20. Who should get COVID vaccines first and why late is much better than never to act on climate change.

Kuba Pilch
Kuba reads
Published in
4 min readSep 26, 2020

I think it’s fair to say we are all looking forward to getting a COVID vaccine, if we are lucky to discover one. I know there are some people who don’t believe in vaccines (and we should strive to engage in good discussions to encourage them to follow science!) but in general — one way or another we are all excited for this nightmare to be over. What we rarely think about is what should we do once we get a vaccine. Let’s imagine it is initially produced at 1,000,000 doses a week, and that 6.5 billion people would wish to be vaccinated. It would take us more than a hundred years to get it produced, not to mention distribution. Of course different organizations will hopefully pick production up and help increase these rates, but reality remains that the challenge of getting the world vaccinated ASAP is of unprecedented scale and complexity. And ethical questions of serious implications need to be answered: who should get it first and why?

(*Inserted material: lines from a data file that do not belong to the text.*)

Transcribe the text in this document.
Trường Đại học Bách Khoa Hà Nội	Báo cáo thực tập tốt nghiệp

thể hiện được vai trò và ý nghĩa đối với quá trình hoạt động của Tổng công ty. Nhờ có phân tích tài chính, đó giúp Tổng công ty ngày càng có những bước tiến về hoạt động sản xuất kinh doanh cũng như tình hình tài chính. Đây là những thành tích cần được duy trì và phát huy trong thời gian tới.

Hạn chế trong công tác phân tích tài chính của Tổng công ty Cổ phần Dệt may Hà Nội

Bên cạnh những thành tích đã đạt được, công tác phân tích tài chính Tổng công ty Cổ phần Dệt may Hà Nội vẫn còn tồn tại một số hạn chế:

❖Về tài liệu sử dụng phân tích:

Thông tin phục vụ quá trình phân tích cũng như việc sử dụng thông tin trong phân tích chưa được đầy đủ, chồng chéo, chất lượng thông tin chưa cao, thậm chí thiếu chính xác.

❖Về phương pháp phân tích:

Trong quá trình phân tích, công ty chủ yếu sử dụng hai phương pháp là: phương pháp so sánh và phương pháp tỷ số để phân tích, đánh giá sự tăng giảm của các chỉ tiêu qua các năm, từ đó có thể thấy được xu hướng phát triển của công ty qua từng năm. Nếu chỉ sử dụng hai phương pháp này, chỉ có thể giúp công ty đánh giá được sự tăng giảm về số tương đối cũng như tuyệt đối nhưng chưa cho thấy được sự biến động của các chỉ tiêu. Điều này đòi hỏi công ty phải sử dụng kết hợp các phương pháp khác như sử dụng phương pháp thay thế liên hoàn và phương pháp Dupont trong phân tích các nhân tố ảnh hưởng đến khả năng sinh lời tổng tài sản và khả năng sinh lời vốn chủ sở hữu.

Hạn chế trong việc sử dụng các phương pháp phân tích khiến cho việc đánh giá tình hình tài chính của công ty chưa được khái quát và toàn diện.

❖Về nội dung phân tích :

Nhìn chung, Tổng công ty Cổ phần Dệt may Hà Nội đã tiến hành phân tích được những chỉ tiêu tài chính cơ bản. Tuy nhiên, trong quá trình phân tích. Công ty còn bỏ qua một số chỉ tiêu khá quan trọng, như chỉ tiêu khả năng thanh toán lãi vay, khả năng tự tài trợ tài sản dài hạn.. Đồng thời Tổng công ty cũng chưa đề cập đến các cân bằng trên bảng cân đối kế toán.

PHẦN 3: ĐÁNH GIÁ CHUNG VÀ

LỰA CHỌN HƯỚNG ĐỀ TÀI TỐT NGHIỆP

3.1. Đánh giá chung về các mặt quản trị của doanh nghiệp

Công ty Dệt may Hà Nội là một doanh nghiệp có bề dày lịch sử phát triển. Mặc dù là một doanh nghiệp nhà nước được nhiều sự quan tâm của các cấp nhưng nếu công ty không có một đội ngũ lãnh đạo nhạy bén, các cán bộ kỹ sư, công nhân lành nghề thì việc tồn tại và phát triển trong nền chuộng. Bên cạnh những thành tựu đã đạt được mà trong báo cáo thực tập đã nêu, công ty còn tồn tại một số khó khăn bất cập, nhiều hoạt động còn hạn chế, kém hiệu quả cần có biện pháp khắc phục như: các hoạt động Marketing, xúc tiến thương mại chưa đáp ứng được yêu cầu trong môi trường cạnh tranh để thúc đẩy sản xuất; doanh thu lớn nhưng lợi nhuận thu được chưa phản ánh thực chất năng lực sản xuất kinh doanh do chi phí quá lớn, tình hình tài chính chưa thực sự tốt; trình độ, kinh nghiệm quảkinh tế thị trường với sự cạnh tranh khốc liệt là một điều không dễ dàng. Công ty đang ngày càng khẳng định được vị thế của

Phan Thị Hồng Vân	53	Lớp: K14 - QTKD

An ethical framework for global vaccine allocation — easy read. Emanuel et al. outline ethical problems related to potential COVID-19 vaccine distribution and propose the Fair Priority Model to help address them. The text is thorough and educative, posing some questions that for me, a lay reader, did not occur to ask. What makes a distribution “fair?” The UN proposed one where countries get an amount proportionate to their population, but this entirely fails to address that some countries are in much more dire need of vaccine than others. The Fair Priority Model essentially aims to save time to live that disappears when people die and reduce welfare problems that follow. The goal is to estimate for each country: given a single vaccine, how many years that otherwise would be lost can we save? If young people are dying, they lose a lot of years that they could have lived. Rather than basing the computation on life expectancy, which would value lives in richer countries more, the proposed model used the global average life expectancy. This approach naturally gives more vaccines initially to countries where more people are dying, and the allocation can be based on frequent recomputations. In the second phase, the model focuses on economic and social consequences of lockdowns — how to help most lives that will be most affected by closed schools, lost incomes or dead relatives. Reading the text, it becomes quite clear how complex the ethical problems are, and yet the model seems to account for all of the important aspects of this huge endeavor. Of course, there is still plenty of responsibility on the countries themselves — they ultimately have to distribute the vaccines effectively (as well as agree to help the world in the first place, as opposed to what the US announced recently.) This is where my personal worry activates; I see there is a way, science can clear the path for us again. But will the leaders listen, or chose their party’s short term gain for the next election?

Hoping that we will get out of the grip of the current pandemic, I have to remind you, dear Reader, that one of the greatest threats to humanity still looms, unfortunately. Global warming is happening, and we spready know the consequences cannot be easily comprehended (see post #12 for some examples.) I wish I could confidently say it’s not too late to act, but that would be a lie — certain horrible weather events are only becoming more frequent because of humanity’s rather insane inability to take real action. However, as the second article for today shows, we might want to start working hard ASAP anyways, cause late is much, much better than never.

The human imperative of stabilizing global climate change at 1.5°C — medium-difficult read. Authors postulate that the climate shift caused by subsequent temperature increases from preindustrial levels gets more severe per every additional fraction of a degree we heat the planet more. What is more, they suggest this is due to the impact acceleration being a function of distance from some optimum for the system we live in. In other words, if heating earth by 1 degree was bad, heating it by another 0.5 is much worse than linear. They bring insightful comparisons to simpler ecosystems, like coral reefs that appear fine right up until a tipping point, after which they die within months — and hence illustrate that we cannot rely on interpolating progress till today to predict the future. And the authors did not stop there — they went through a solid cost estimation of implementing recommendations of the Paris Climate Agreement and compared them to costs of adapting to a warmer planet. The breakdown is as interesting as scary, as it points to many disasters that will become reality in the near future, yet it also brings urgency to act now to prevent even worse scenarios. It is a very, very good read, the forced me to stop and think quite often, but also taught me a lot. The article is paywalled, but luckily the full text and the professional review summary are available to read online thanks to Climate Analytics.